Si le début de la chanson ne vous dit rien, c’est normal. En revanche, si vous allez directement à 1:14, vous verrez de quoi il s’agit. La musique vous évoquera directement l’idée – relativement complexe, il faut l’avouer, ce qui laisse entrevoir les possibilités d’association musique-situation – d’un malheureux protagoniste en lutte infructueuse contre une machine(rie) infernale. C’est encore les cartoons qu’il faut remercier pour cette association d’idée (ce sera souvent le cas dans cette liste).

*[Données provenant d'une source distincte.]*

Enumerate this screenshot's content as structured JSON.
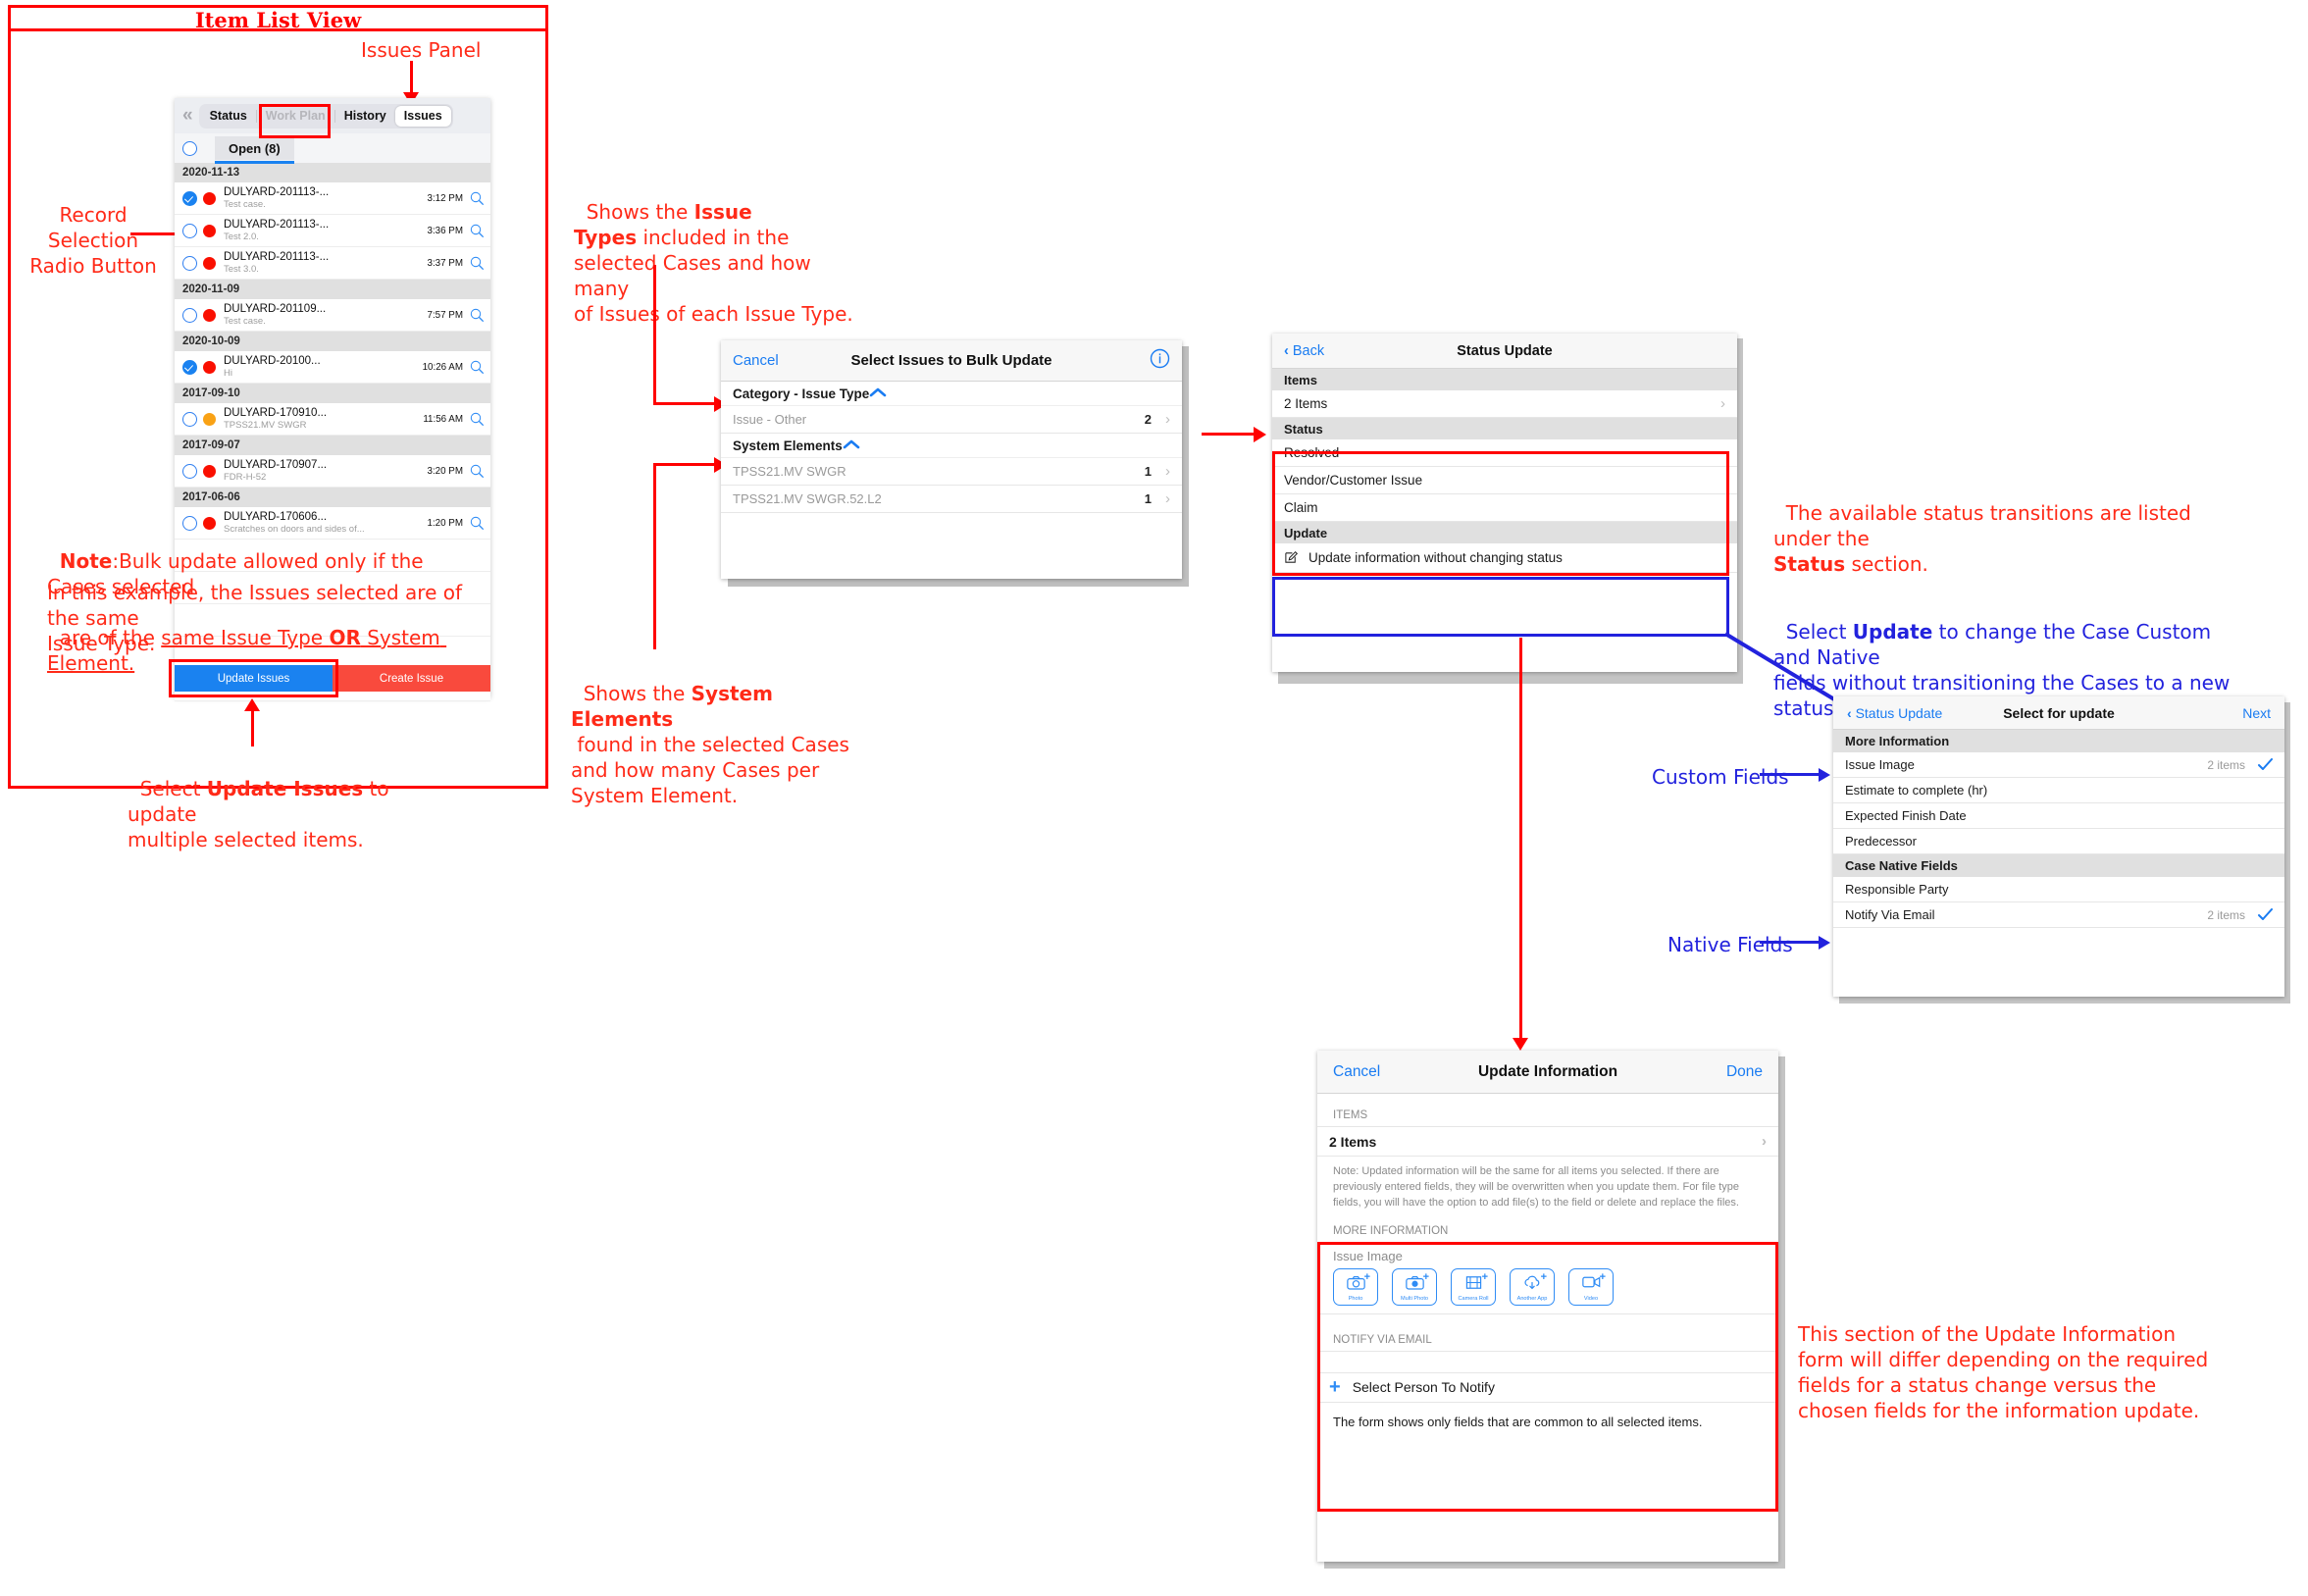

3 – Yakety Sax, de James Q “Spider” Rich et Homer “Boots” Randolph III

Inutile de préciser comment vous avez entendu pour la première fois cet air de saxophone. Depuis Benny Hill, elle est mondialement connue comme étant LA musique sur laquelle les choses se passent en accéléré et sur laquelle nous rions du malheur des autres (surtout des autres incompétents). Impossible de ne pas la trouver ridicule, alors qu’il s’agit pourtant, à la base, d’un morceau plutôt enlevé de jazz.

4 – Les rues du Caire, ou la pauvre petite servante campagnarde, de James Thornton et Sol Bloom

Dès que quelque chose vient du Moyen-Orient (dans sa définition la plus vague et stéréotypée possible), voici la musique qui l’accompagne. Détail intéressant, la musique a été composée à l’origine à l’occasion de l’exposition universelle de Chicago de 1893, où elle servait de fond musical pour une dans “égyptienne” un peu lascive (surnommée le hutchy-kutchy). Le passage que tout le monde connaît commence à 0:55.

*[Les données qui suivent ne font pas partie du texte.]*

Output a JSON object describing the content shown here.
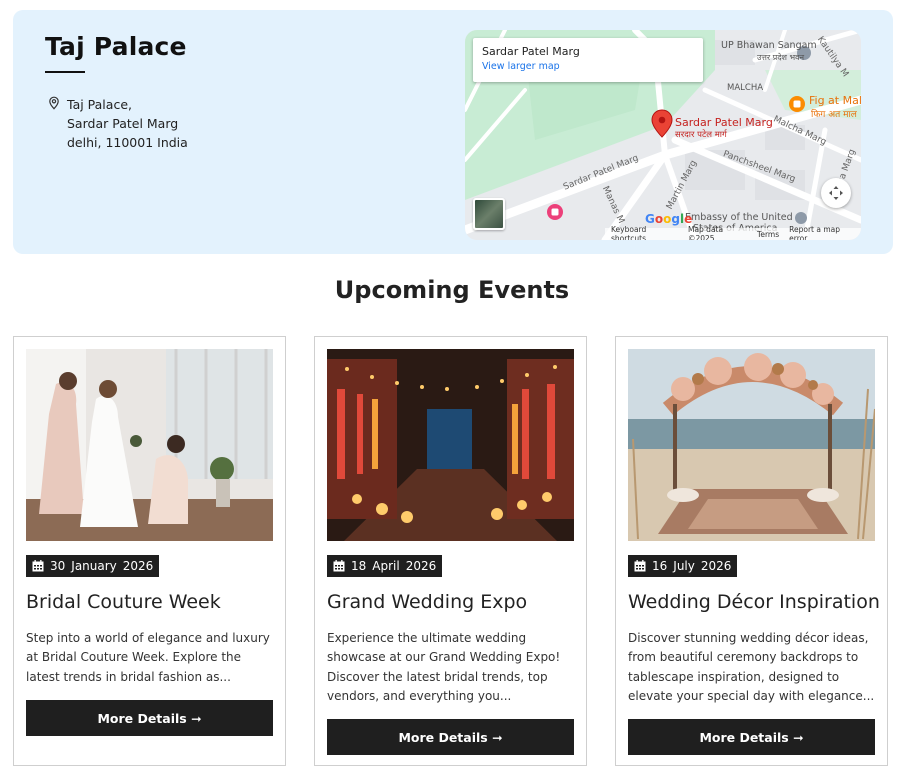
{
  "venue": {
    "name": "Taj Palace",
    "address_lines": [
      "Taj Palace,",
      "Sardar Patel Marg",
      "delhi, 110001 India"
    ]
  },
  "map": {
    "place_title": "Sardar Patel Marg",
    "larger_map_link": "View larger map",
    "labels": {
      "pin_en": "Sardar Patel Marg",
      "pin_hi": "सरदार पटेल मार्ग",
      "bhawan": "UP Bhawan Sangam",
      "bhawan_hi": "उत्तर प्रदेश भवन",
      "malcha": "MALCHA",
      "malcha_marg": "Malcha Marg",
      "fig": "Fig at Mal",
      "fig_hi": "फिग अत माल",
      "panchsheel": "Panchsheel Marg",
      "martin": "Martin Marg",
      "manas": "Manas M",
      "spm_road": "Sardar Patel Marg",
      "kautilya": "Kautilya M",
      "nyaya": "Nyaya Marg",
      "embassy": "Embassy of the United",
      "embassy2": "States of America"
    },
    "footer": {
      "shortcuts": "Keyboard shortcuts",
      "data": "Map data ©2025",
      "terms": "Terms",
      "report": "Report a map error"
    },
    "colors": {
      "green": "#c3ecd0",
      "pin": "#ea4335",
      "road": "#ffffff"
    }
  },
  "events_heading": "Upcoming Events",
  "events": [
    {
      "day": "30",
      "month": "January",
      "year": "2026",
      "title": "Bridal Couture Week",
      "description": "Step into a world of elegance and luxury at Bridal Couture Week. Explore the latest trends in bridal fashion as...",
      "button": "More Details ➞"
    },
    {
      "day": "18",
      "month": "April",
      "year": "2026",
      "title": "Grand Wedding Expo",
      "description": "Experience the ultimate wedding showcase at our Grand Wedding Expo! Discover the latest bridal trends, top vendors, and everything you...",
      "button": "More Details ➞"
    },
    {
      "day": "16",
      "month": "July",
      "year": "2026",
      "title": "Wedding Décor Inspiration",
      "description": "Discover stunning wedding décor ideas, from beautiful ceremony backdrops to tablescape inspiration, designed to elevate your special day with elegance...",
      "button": "More Details ➞"
    }
  ],
  "icons": {
    "location": "map-pin-icon",
    "calendar": "calendar-icon",
    "arrow": "arrow-right-icon"
  }
}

5 – Ouverture de Guillaume Tell, de Gioachino Rossini

Les animateurs de cartoons avaient visiblement une affection particulière pour Rossini : vous trouverez, dans ce morceau, pas moins de deux passages devenus emblématiques. Le premier se trouve aux alentour de 4:10, et est devenu synonyme de tempête ; l’autre commence vers 9:00, et toute course digne de ce nom (de cheval, à pied, etc) se doit d’être accompagnée de ce fond sonore.

6 – Humeur du matin, d’Edvard Grieg

Plus encore que Rossini, Edvard Grieg a pénétré l’inconscient collectif. Sa musique pour accompagner la pièce d’Ibsen Peer Gynt a donné à l’humanité deux musiques essentielles : celle du réveil au petit matin dans la campagne paisible et ensoleillée, que vous avez ci-dessus, et celle de la fuite furtive puis éperdue – également utilisée pour les grands mécanismes qui se réveèlent de plus en plus complexes, avec le Hall du Roi de la Montagne.

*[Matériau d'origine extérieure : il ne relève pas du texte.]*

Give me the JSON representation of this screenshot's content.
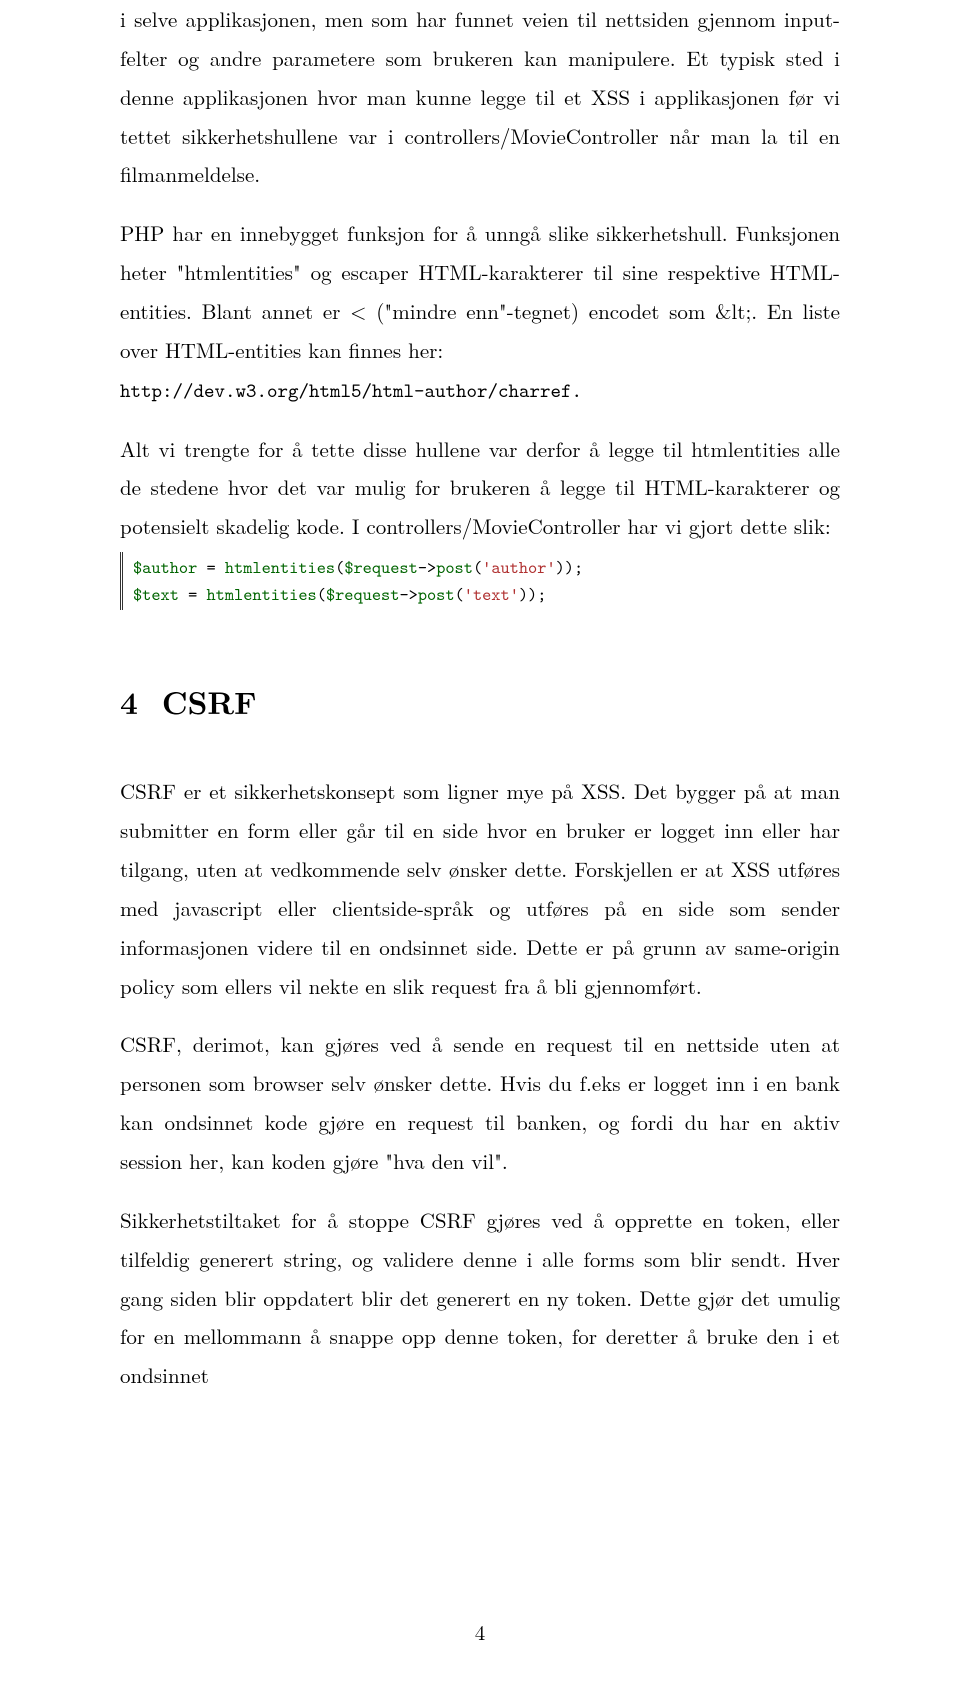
{
  "paragraphs": {
    "p1": "i selve applikasjonen, men som har funnet veien til nettsiden gjennom input-felter og andre parametere som brukeren kan manipulere. Et typisk sted i denne applikasjonen hvor man kunne legge til et XSS i applikasjonen før vi tettet sikkerhetshullene var i controllers/MovieController når man la til en filmanmeldelse.",
    "p2": "PHP har en innebygget funksjon for å unngå slike sikkerhetshull. Funksjonen heter \"htmlentities\" og escaper HTML-karakterer til sine respektive HTML-entities. Blant annet er < (\"mindre enn\"-tegnet) encodet som &lt;. En liste over HTML-entities kan finnes her:",
    "url": "http://dev.w3.org/html5/html-author/charref.",
    "p3": "Alt vi trengte for å tette disse hullene var derfor å legge til htmlentities alle de stedene hvor det var mulig for brukeren å legge til HTML-karakterer og potensielt skadelig kode. I controllers/MovieController har vi gjort dette slik:",
    "code1_tokens": {
      "l1var": "$author",
      "l1fn": "htmlentities",
      "l1req": "$request",
      "l1post": "post",
      "l1str": "author",
      "l2var": "$text",
      "l2fn": "htmlentities",
      "l2req": "$request",
      "l2post": "post",
      "l2str": "text"
    },
    "secnum": "4",
    "sectitle": "CSRF",
    "p4": "CSRF er et sikkerhetskonsept som ligner mye på XSS. Det bygger på at man submitter en form eller går til en side hvor en bruker er logget inn eller har tilgang, uten at vedkommende selv ønsker dette. Forskjellen er at XSS utføres med javascript eller clientside-språk og utføres på en side som sender informasjonen videre til en ondsinnet side. Dette er på grunn av same-origin policy som ellers vil nekte en slik request fra å bli gjennomført.",
    "p5": "CSRF, derimot, kan gjøres ved å sende en request til en nettside uten at personen som browser selv ønsker dette. Hvis du f.eks er logget inn i en bank kan ondsinnet kode gjøre en request til banken, og fordi du har en aktiv session her, kan koden gjøre \"hva den vil\".",
    "p6": "Sikkerhetstiltaket for å stoppe CSRF gjøres ved å opprette en token, eller tilfeldig generert string, og validere denne i alle forms som blir sendt. Hver gang siden blir oppdatert blir det generert en ny token. Dette gjør det umulig for en mellommann å snappe opp denne token, for deretter å bruke den i et ondsinnet"
  },
  "pagenum": "4"
}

7 – La danse du sabre, d’Aram Khachaturian

Comme d’autres dans cette liste, le morceau composé par Aram Khachaturian a été associée à l’idée de complexité. Mais ici, il s’agit clairement de frénésie. Entendre cette musique revient à se placer dans l’état de stress d’un étudiant qui doit rendre son mémoire encore à peine travaillé le lendemain à neuf heure. Affolement garanti.

8 – Ouverture de 1812, de Pyotr Tchaikovsky

Dès qu’il vous faut une musique de victoire, signifiant l’apothéose, ne cherchez pas plus loin. Ce morceau est tellement connoté qu’il est utilisé de façon ironique depuis plusieurs années déjà : on la trouvera en fond sonore lors du summum d’une scène de destruction dans une comédie, par exemple. Le passage qui nous intéresse se trouve à la 14ème minute – mais vous pouvez écouter ce qu’il y a avant… Petite note au passage : ce qui ressemble à des coups de canon, à la fin, est parfois réalisé avec… des canons.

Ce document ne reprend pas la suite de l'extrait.